There are exceptions to this. I have made spaghetti on occasion, which boiling and heating pre-made spaghetti sauce at the very least, and browning hamburger or another meat at the most. A friend has introduced me to “pasta bake,” which involves an oven, virtually unheard of for me unless I’m making fries, cookies or cake, and that really is once in a blue moon.
I do make fudge, which is merely the recipe on the back of marshmallow cream, during Christmas. Really, really horrible stuff for the body, but very yummy. My late mother made it with pecans, and I can almost taste it along with the memory. And today I tried something different. Combined two boxes of macaroni (shells and normal) added cream of chicken soup, and made chicken to put it in. I wasn’t crazy about it, but hey, it was an attempt at something.

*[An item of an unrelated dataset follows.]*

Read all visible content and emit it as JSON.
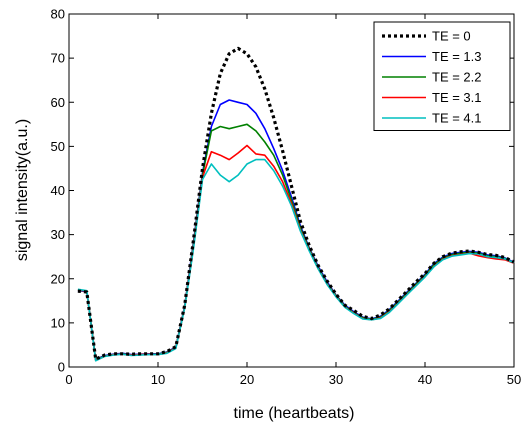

Although it is nice to have accomplished something cooking sometimes, the process also makes me really appreciate those who enjoy and who are proficient cooks. My grandparents were excellent cooks, and growing up I became really used to them doing so. My dad was also good at cooking meat, having run a chicken restaurant, although he preferred the grill, which he used often.
In the past when I’ve been given a meal, especially one prepared for me, or even an item for the palate as a gift that has been hand-crafted, I’ve always felt a deep appreciation. It’s not just that someone cared enough to share, or treated me, or even made something especially for me, but it’s also that I received something in an area of which I lack. I know that on the food side of things I’m not particularly talented, but I feel grateful when someone who is talented shares it with me.
The inverse is also the same. When there is something with which I have a particular talent or ability, such as writing, or listening, or mediating, I feel blessed to be able to do so. Just today I was asked by a friend to help check an email because “I have a way with words.” I liked that I could give of myself for that person.
It’s always nice to have the ability of contribution to someone or something worthy, and it’s just as nice to be on the receiving end of worthiness. Part of connecting in deeper ways itself is giving and receiving. A sort of Christmas if you will of making parts of ourselves vulnerable and open to each other.
Bonding in such a way provides stark contrast to the barbed shame and blame I see in the media. At Nimitz today I witnessed the faculty trading their talents in working with students. There was no barbed exchange or judgment in these cases. My people saw what was going on with students, worked together for the good of the students and the system, and gave of themselves in the process. In a debriefing session with two of them I felt grateful that I worked with them and could be a spectator in their giftings being poured out on the students. It was much like me having received leftover portions of food they had made for the students, and getting a taste of how delicious it was.
Would that we as people, communities, nations and the world would readily make ourselves more available to others this way more often. It might serve to connect the silos that separate us. Perhaps it would provide a reason when we have drastic differences to work through them wholeheartedly. It is the stuff of sharing and intimacy.